Say I have a two DataArrays, A
and B
, both with dimensions time, x, z. I want to sort all values of A
only in x and z. So that at each individual time I will have a DataArray with sorted values. Simultaneously, I also want to sort B
but based on the values of A
.
If I only had 1-D numpy arrays I could what I want following this answer:
>>> a = numpy.array([2, 3, 1])
>>> b = numpy.array([4, 6, 7])
>>> p = a.argsort()
>>> p
[2, 0, 1]
>>> a[p]
array([1, 2, 3])
>>> b[p]
array([7, 4, 6])
However, with DataArrays the problem is a bit more complicated. I can get something that works with the following code:
def zipsort_xarray(da_a, da_b, unsorted_dim="time"):
assert da_a.dims == da_b.dims, "Dimensions aren't the same"
for dim in da_a.dims:
assert np.allclose(da_a[dim], da_b[dim]), f"Coordinates of {dim} aren't the same"
sorted_dims = [ dim for dim in da_a.dims if dim != unsorted_dim ]
daa_aux = da_a.stack(aux_dim=sorted_dims) # stack all dims to be sorted into one
indices = np.argsort(daa_aux, axis=-1) # get indices that sort the last (stacked) dim
indices[unsorted_dim] = range(len(indices.time)) # turn unsorted_dim into a counter
flat_indices = np.concatenate(indices + indices.time*len(indices.aux_dim)) # Make indices appropriate for indexing a fully flattened version of the data array
daa_aux2 = da_a.stack(aux_dim2=da_a.dims) # get a fully flatten version of the data array
daa_aux2.values = daa_aux2.values[flat_indices] # apply the flattened indices to sort it
dab_aux2 = da_b.stack(aux_dim2=da_b.dims) # get a fully flatten version of the data array
dab_aux2.values = dab_aux2.values[flat_indices] # apply the same flattened indices to sort it
return daa_aux2.unstack(), dab_aux2.unstack() # return unflattened (unstacked) DataArrays
tsize=2
xsize=2
zsize=2
data1 = xr.DataArray(np.random.randn(tsize, xsize, zsize), dims=("time", "x", "z"),
coords=dict(time=range(tsize),
x=range(xsize),
z=range(zsize)))
data2 = xr.DataArray(np.random.randn(tsize, xsize, zsize), dims=("time", "x", "z"),
coords=dict(time=range(tsize),
x=range(xsize),
z=range(zsize)))
sort1, sort2 = zipsort_xarray(data1.transpose("time", "z", "x"), data2.transpose("time", "z", "x"))

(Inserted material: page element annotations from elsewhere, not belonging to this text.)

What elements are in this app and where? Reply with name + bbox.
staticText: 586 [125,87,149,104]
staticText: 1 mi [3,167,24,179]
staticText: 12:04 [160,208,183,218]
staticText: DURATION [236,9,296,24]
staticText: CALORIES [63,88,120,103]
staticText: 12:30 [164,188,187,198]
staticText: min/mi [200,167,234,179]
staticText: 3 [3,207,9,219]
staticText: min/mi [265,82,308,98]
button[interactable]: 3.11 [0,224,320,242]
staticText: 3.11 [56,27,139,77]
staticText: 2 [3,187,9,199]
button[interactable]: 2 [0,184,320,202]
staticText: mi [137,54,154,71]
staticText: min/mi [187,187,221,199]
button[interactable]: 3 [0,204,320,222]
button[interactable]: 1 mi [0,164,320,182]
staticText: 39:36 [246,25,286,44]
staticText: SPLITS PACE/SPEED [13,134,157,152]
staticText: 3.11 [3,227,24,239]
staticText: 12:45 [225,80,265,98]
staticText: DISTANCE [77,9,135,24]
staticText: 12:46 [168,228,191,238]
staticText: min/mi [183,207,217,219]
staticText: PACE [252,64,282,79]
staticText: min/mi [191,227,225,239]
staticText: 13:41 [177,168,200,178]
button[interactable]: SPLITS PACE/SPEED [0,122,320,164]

However, not only I feel this is a bit "hacky", it also doesn't work well with dask.
I'm planning on using this on large DataArrays that will be chunked in time, so it's important that I get something going that can work in those cases. However if I chunk the DataArrays in time I get:
data1 = data1.chunk(dict(time=1))
data2 = data2.chunk(dict(time=1))
sort1, sort2 = zipsort_xarray(data1.transpose("time", "z", "x"), data2.transpose("time", "z", "x"))
and the output
NotImplementedError: 'argsort' is not yet a valid method on dask arrays
Is there any way to make this work with chunked DataArrays?